Classifying the Emotional Polarity of Digital Communications Using Large Language Models
DOI:
https://doi.org/10.32473/flairs.38.1.138886Keywords:
sentiment analysis, LLM, Deep LearningAbstract
Large Language Models (LLMs) employ deep learning algorithms to generalize patterns in data. Applying these LLMs to classification tasks can reduce the required labor and time. The research aims to fine-tune the LLM Llama 3.1 to correctly identify whether a chosen text message exhibits a positive or negative emotion. The goal of this procedure is to apply the fine-tuned LLM to large databases of text messages and locate users whose recent texts contain a large proportion of negative samples. This way, I can alert the users and direct them to help very early on. I chose the Stanford Sentiment Treebank v2 (SST-2) dataset. It mimics the emotional polarity of real texts with its even positive-negative sample distribution and its contextless format. I used the Unsloth framework and LoRa to significantly reduce the resources required during the fine-tuning process. I tested the model by taking SST-2’s train split and inputting them individually into the trained model.

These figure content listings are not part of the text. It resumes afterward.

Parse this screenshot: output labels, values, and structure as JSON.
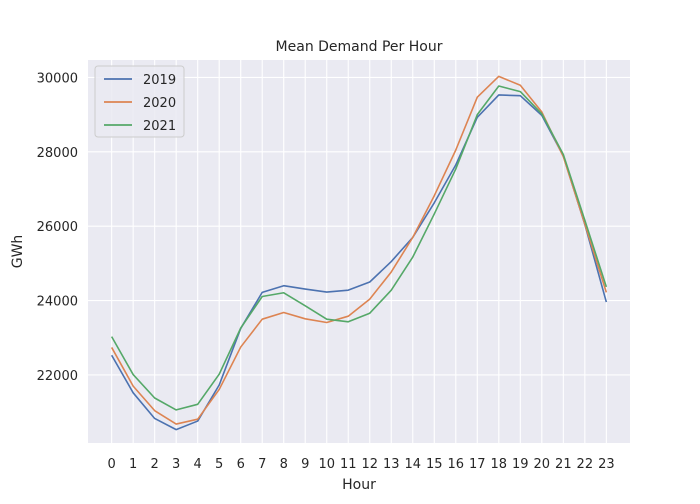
{
  "chart_data": {
    "type": "line",
    "title": "Mean Demand Per Hour",
    "xlabel": "Hour",
    "ylabel": "GWh",
    "x": [
      0,
      1,
      2,
      3,
      4,
      5,
      6,
      7,
      8,
      9,
      10,
      11,
      12,
      13,
      14,
      15,
      16,
      17,
      18,
      19,
      20,
      21,
      22,
      23
    ],
    "y_ticks": [
      22000,
      24000,
      26000,
      28000,
      30000
    ],
    "ylim": [
      20170,
      30470
    ],
    "xlim": [
      -1.1,
      24.1
    ],
    "grid": true,
    "legend_position": "top-left",
    "background_color": "#eaeaf2",
    "series": [
      {
        "name": "2019",
        "color": "#4c72b0",
        "values": [
          22530,
          21520,
          20830,
          20530,
          20760,
          21730,
          23250,
          24220,
          24400,
          24310,
          24230,
          24280,
          24500,
          25050,
          25700,
          26630,
          27650,
          28930,
          29530,
          29510,
          28980,
          27890,
          26050,
          23960
        ]
      },
      {
        "name": "2020",
        "color": "#dd8452",
        "values": [
          22740,
          21700,
          21040,
          20680,
          20810,
          21610,
          22750,
          23500,
          23680,
          23510,
          23410,
          23580,
          24040,
          24770,
          25700,
          26820,
          28050,
          29470,
          30030,
          29790,
          29070,
          27870,
          26060,
          24220
        ]
      },
      {
        "name": "2021",
        "color": "#55a868",
        "values": [
          23030,
          22010,
          21380,
          21060,
          21210,
          22020,
          23260,
          24110,
          24210,
          23860,
          23500,
          23430,
          23660,
          24280,
          25170,
          26330,
          27540,
          29000,
          29770,
          29620,
          29020,
          27930,
          26160,
          24370
        ]
      }
    ]
  }
}
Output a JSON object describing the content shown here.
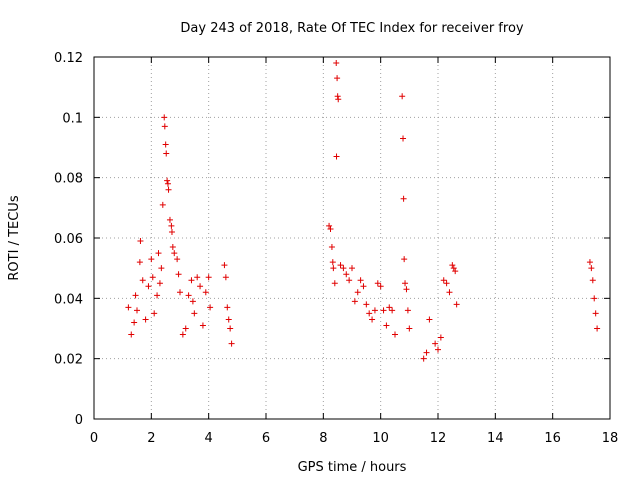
{
  "chart_data": {
    "type": "scatter",
    "title": "Day 243 of 2018, Rate Of TEC Index for receiver froy",
    "xlabel": "GPS time / hours",
    "ylabel": "ROTI / TECUs",
    "xlim": [
      0,
      18
    ],
    "ylim": [
      0,
      0.12
    ],
    "x_ticks": [
      0,
      2,
      4,
      6,
      8,
      10,
      12,
      14,
      16,
      18
    ],
    "y_ticks": [
      0,
      0.02,
      0.04,
      0.06,
      0.08,
      0.1,
      0.12
    ],
    "x_tick_labels": [
      "0",
      "2",
      "4",
      "6",
      "8",
      "10",
      "12",
      "14",
      "16",
      "18"
    ],
    "y_tick_labels": [
      "0",
      "0.02",
      "0.04",
      "0.06",
      "0.08",
      "0.1",
      "0.12"
    ],
    "grid": true,
    "marker": "+",
    "color": "#e00000",
    "series": [
      {
        "name": "ROTI",
        "points": [
          [
            1.2,
            0.037
          ],
          [
            1.3,
            0.028
          ],
          [
            1.4,
            0.032
          ],
          [
            1.45,
            0.041
          ],
          [
            1.5,
            0.036
          ],
          [
            1.6,
            0.052
          ],
          [
            1.62,
            0.059
          ],
          [
            1.7,
            0.046
          ],
          [
            1.8,
            0.033
          ],
          [
            1.9,
            0.044
          ],
          [
            2.0,
            0.053
          ],
          [
            2.05,
            0.047
          ],
          [
            2.1,
            0.035
          ],
          [
            2.2,
            0.041
          ],
          [
            2.25,
            0.055
          ],
          [
            2.3,
            0.045
          ],
          [
            2.35,
            0.05
          ],
          [
            2.4,
            0.071
          ],
          [
            2.45,
            0.1
          ],
          [
            2.47,
            0.097
          ],
          [
            2.5,
            0.091
          ],
          [
            2.52,
            0.088
          ],
          [
            2.55,
            0.079
          ],
          [
            2.58,
            0.078
          ],
          [
            2.6,
            0.076
          ],
          [
            2.65,
            0.066
          ],
          [
            2.7,
            0.064
          ],
          [
            2.72,
            0.062
          ],
          [
            2.75,
            0.057
          ],
          [
            2.8,
            0.055
          ],
          [
            2.9,
            0.053
          ],
          [
            2.95,
            0.048
          ],
          [
            3.0,
            0.042
          ],
          [
            3.1,
            0.028
          ],
          [
            3.2,
            0.03
          ],
          [
            3.3,
            0.041
          ],
          [
            3.4,
            0.046
          ],
          [
            3.45,
            0.039
          ],
          [
            3.5,
            0.035
          ],
          [
            3.6,
            0.047
          ],
          [
            3.7,
            0.044
          ],
          [
            3.8,
            0.031
          ],
          [
            3.9,
            0.042
          ],
          [
            4.0,
            0.047
          ],
          [
            4.05,
            0.037
          ],
          [
            4.55,
            0.051
          ],
          [
            4.6,
            0.047
          ],
          [
            4.65,
            0.037
          ],
          [
            4.7,
            0.033
          ],
          [
            4.75,
            0.03
          ],
          [
            4.8,
            0.025
          ],
          [
            8.2,
            0.064
          ],
          [
            8.25,
            0.063
          ],
          [
            8.3,
            0.057
          ],
          [
            8.33,
            0.052
          ],
          [
            8.35,
            0.05
          ],
          [
            8.4,
            0.045
          ],
          [
            8.45,
            0.118
          ],
          [
            8.48,
            0.113
          ],
          [
            8.5,
            0.107
          ],
          [
            8.52,
            0.106
          ],
          [
            8.46,
            0.087
          ],
          [
            8.6,
            0.051
          ],
          [
            8.7,
            0.05
          ],
          [
            8.8,
            0.048
          ],
          [
            8.9,
            0.046
          ],
          [
            9.0,
            0.05
          ],
          [
            9.1,
            0.039
          ],
          [
            9.2,
            0.042
          ],
          [
            9.3,
            0.046
          ],
          [
            9.4,
            0.044
          ],
          [
            9.5,
            0.038
          ],
          [
            9.6,
            0.035
          ],
          [
            9.7,
            0.033
          ],
          [
            9.8,
            0.036
          ],
          [
            9.9,
            0.045
          ],
          [
            10.0,
            0.044
          ],
          [
            10.1,
            0.036
          ],
          [
            10.2,
            0.031
          ],
          [
            10.3,
            0.037
          ],
          [
            10.4,
            0.036
          ],
          [
            10.5,
            0.028
          ],
          [
            10.75,
            0.107
          ],
          [
            10.78,
            0.093
          ],
          [
            10.8,
            0.073
          ],
          [
            10.82,
            0.053
          ],
          [
            10.85,
            0.045
          ],
          [
            10.9,
            0.043
          ],
          [
            10.95,
            0.036
          ],
          [
            11.0,
            0.03
          ],
          [
            11.5,
            0.02
          ],
          [
            11.6,
            0.022
          ],
          [
            11.7,
            0.033
          ],
          [
            11.9,
            0.025
          ],
          [
            12.0,
            0.023
          ],
          [
            12.1,
            0.027
          ],
          [
            12.2,
            0.046
          ],
          [
            12.3,
            0.045
          ],
          [
            12.4,
            0.042
          ],
          [
            12.5,
            0.051
          ],
          [
            12.55,
            0.05
          ],
          [
            12.6,
            0.049
          ],
          [
            12.65,
            0.038
          ],
          [
            17.3,
            0.052
          ],
          [
            17.35,
            0.05
          ],
          [
            17.4,
            0.046
          ],
          [
            17.45,
            0.04
          ],
          [
            17.5,
            0.035
          ],
          [
            17.55,
            0.03
          ]
        ]
      }
    ]
  }
}
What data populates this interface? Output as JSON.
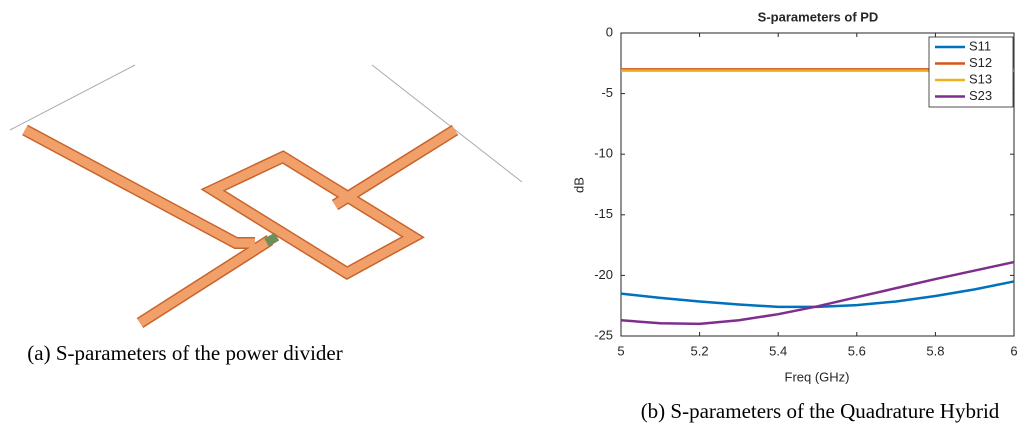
{
  "captions": [
    "(a) S-parameters of the power divider",
    "(b) S-parameters of the Quadrature Hybrid"
  ],
  "chart_data": {
    "type": "line",
    "title": "S-parameters of PD",
    "xlabel": "Freq (GHz)",
    "ylabel": "dB",
    "x": [
      5,
      5.1,
      5.2,
      5.3,
      5.4,
      5.5,
      5.6,
      5.7,
      5.8,
      5.9,
      6
    ],
    "series": [
      {
        "name": "S11",
        "color": "#0072bd",
        "values": [
          -21.5,
          -21.85,
          -22.15,
          -22.4,
          -22.6,
          -22.6,
          -22.45,
          -22.15,
          -21.7,
          -21.15,
          -20.5
        ]
      },
      {
        "name": "S12",
        "color": "#d95319",
        "values": [
          -3.0,
          -3.0,
          -3.0,
          -3.0,
          -3.0,
          -3.0,
          -3.0,
          -3.0,
          -3.0,
          -3.0,
          -3.0
        ]
      },
      {
        "name": "S13",
        "color": "#edb120",
        "values": [
          -3.1,
          -3.1,
          -3.1,
          -3.1,
          -3.1,
          -3.1,
          -3.1,
          -3.1,
          -3.1,
          -3.1,
          -3.1
        ]
      },
      {
        "name": "S23",
        "color": "#7e2f8e",
        "values": [
          -23.7,
          -23.95,
          -24.0,
          -23.7,
          -23.2,
          -22.55,
          -21.8,
          -21.05,
          -20.3,
          -19.6,
          -18.9
        ]
      }
    ],
    "xlim": [
      5,
      6
    ],
    "xticks": [
      5,
      5.2,
      5.4,
      5.6,
      5.8,
      6
    ],
    "ylim": [
      -25,
      0
    ],
    "yticks": [
      0,
      -5,
      -10,
      -15,
      -20,
      -25
    ],
    "legend": "top-right"
  }
}
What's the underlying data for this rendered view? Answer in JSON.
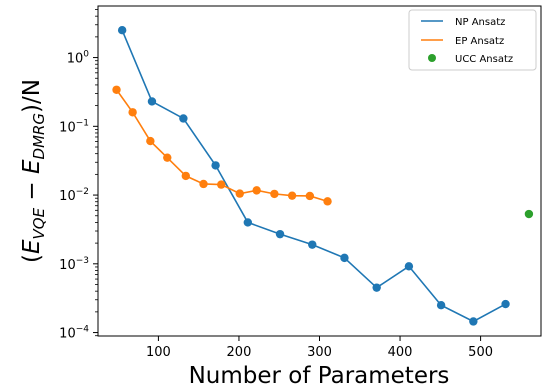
{
  "chart_data": {
    "type": "scatter",
    "xlabel": "Number of Parameters",
    "ylabel": "(E_{VQE} − E_{DMRG})/N",
    "ylabel_parts": {
      "open": "(",
      "e1": "E",
      "sub1": "VQE",
      "minus": " − ",
      "e2": "E",
      "sub2": "DMRG",
      "close": ")/N"
    },
    "xlim": [
      25,
      575
    ],
    "ylim_log10": [
      -4.05,
      0.75
    ],
    "yscale": "log",
    "x_ticks": [
      100,
      200,
      300,
      400,
      500
    ],
    "y_ticks": [
      {
        "exp": 0,
        "base": "10",
        "sup": "0"
      },
      {
        "exp": -1,
        "base": "10",
        "sup": "−1"
      },
      {
        "exp": -2,
        "base": "10",
        "sup": "−2"
      },
      {
        "exp": -3,
        "base": "10",
        "sup": "−3"
      },
      {
        "exp": -4,
        "base": "10",
        "sup": "−4"
      }
    ],
    "grid": false,
    "legend_position": "top-right",
    "series": [
      {
        "name": "NP Ansatz",
        "color": "#1f77b4",
        "style": "line-marker",
        "x": [
          55,
          92,
          131,
          171,
          211,
          251,
          291,
          331,
          371,
          411,
          451,
          491,
          531
        ],
        "y": [
          2.5,
          0.23,
          0.13,
          0.027,
          0.004,
          0.0027,
          0.0019,
          0.00122,
          0.00045,
          0.00092,
          0.00025,
          0.000145,
          0.00026
        ]
      },
      {
        "name": "EP Ansatz",
        "color": "#ff7f0e",
        "style": "line-marker",
        "x": [
          48,
          68,
          90,
          111,
          134,
          156,
          178,
          201,
          222,
          244,
          266,
          288,
          310
        ],
        "y": [
          0.34,
          0.16,
          0.061,
          0.035,
          0.019,
          0.0145,
          0.0142,
          0.0105,
          0.0117,
          0.0104,
          0.0098,
          0.0097,
          0.0081
        ]
      },
      {
        "name": "UCC Ansatz",
        "color": "#2ca02c",
        "style": "marker",
        "x": [
          560
        ],
        "y": [
          0.0053
        ]
      }
    ]
  }
}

Using this method, I found the Llama model to be highly accurate, with an accuracy of 94.8%. Interestingly, it had a high average Binary Cross-Entropy (BCE) Loss of 0.782 but achieved high accuracy. The testing against other models shows that the BCE Loss for sentiment analysis is not correlated to the actual accuracy of the model. From the results, I determined Llama 3.1 was the most suitable LLM for the sentiment analysis of large text databases.